Artist

Doug Gillard

Genre: Alt / Indie ,Indie Rock
Origin: U.S.A
Listen on Coda
Since the 1980s Doug Gillard has ranked among indie rock’s most reliable and active session players, carving out a reputation as a guitarist and composer equally at home with concise pop melodies or straight-ahead rock & roll. Born in Cleveland, Ohio on December 23, 1965, he first attracted notice locally as a member of the glam-tinged indie/punk outfit Death of Samantha, which issued its debut recording in 1983 and followed with three full-length albums from 1986 through 1989. When that group disbanded in 1990, Gillard issued his first solo effort, the cassette-only collection It’ll Be Such a Thrill, drawn from material he had written in childhood. Two years later he and former Death of Samantha colleague John Petkovic launched Cobra Verde, whose initial album, Viva la Muerte, appeared in 1994; around the same time Gillard started the side project Gem alongside Scott Pickering of Prisonshake and Tim Tobias of Four Coyotes.
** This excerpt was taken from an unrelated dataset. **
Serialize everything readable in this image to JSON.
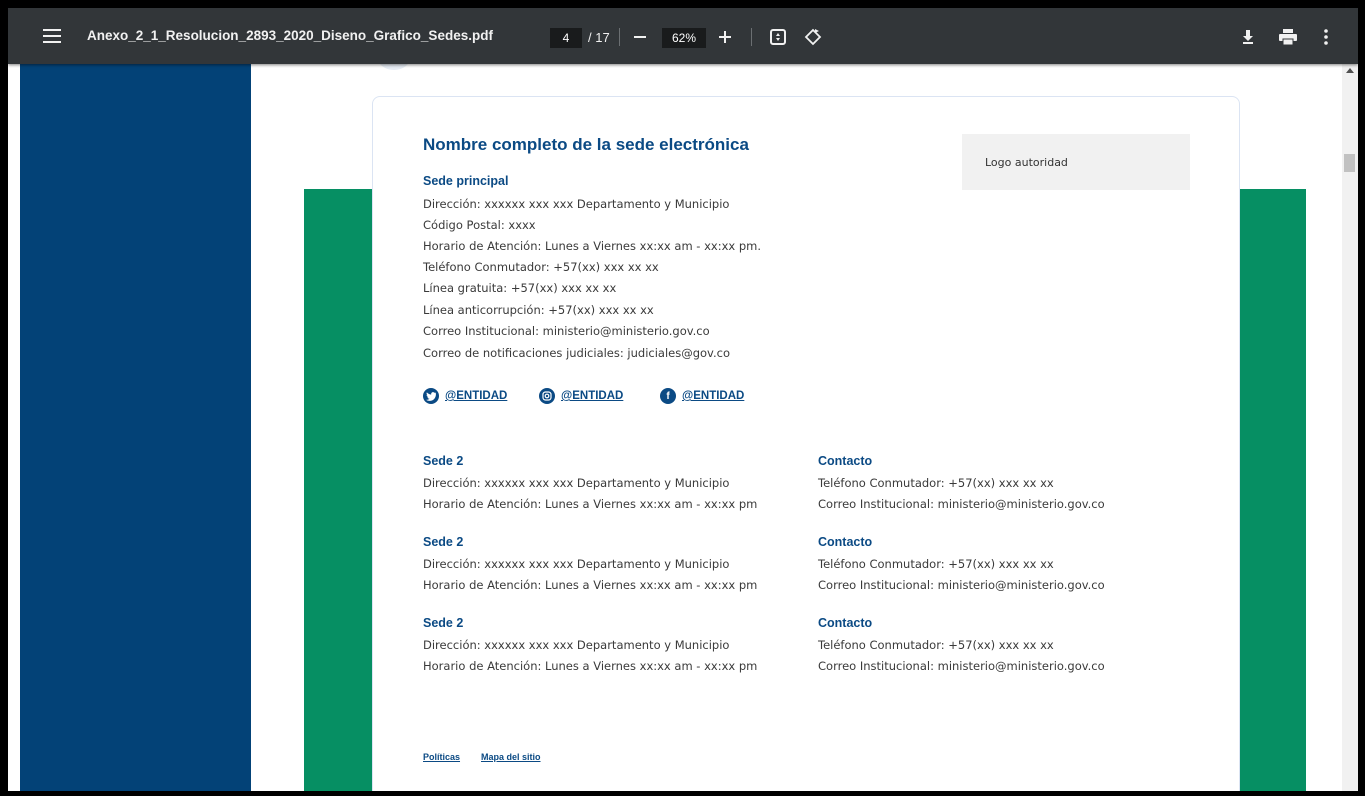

In 1996 Cobra Verde gained wider exposure after Robert Pollard, following conflicts with his Guided by Voices bandmates, replaced the entire lineup with Cobra Verde members for the 1997 GbV release Mag Earwhig! and its supporting tour. One track Gillard had originally composed for Gem, “I Am a Tree,” was featured on that album. Although Pollard soon parted ways with the rest of the Cobra Verde personnel, he retained Gillard as lead guitarist, a role the latter held until Guided by Voices disbanded in 2004. During lulls with both Cobra Verde and GbV, Gillard released the 1999 solo EP Malamute Jute and, as the latter project concluded, the full-length album Salamander.

Relocating from Ohio to New York City in 2007, he took on session work with Richard Buckner, the Hold Steady, and Pollard’s Boston Spaceships side project while also scoring film music later compiled on the 2009 album Call from Restricted. In 2010 he joined Nada Surf, contributing to If I Had a Hi-Fi and the 2012 follow-up The Stars Are Indifferent to Astronomy. The next year Gillard, Mark Rozzo, Eric Papparazi, and Ira Elliot formed the Beatles tribute ensemble Bambi Kino, dedicated to recreating the raw rock & roll and rhythm & blues the Fab Four performed in Hamburg prior to stardom. Death of Samantha reconvened in 2013 for several concerts and the album If Memory Serves Us Well, which revisited selected songs from the band’s early years. Reflecting on his earlier catalog, Gillard returned to new material with the 2014 solo release Parade On.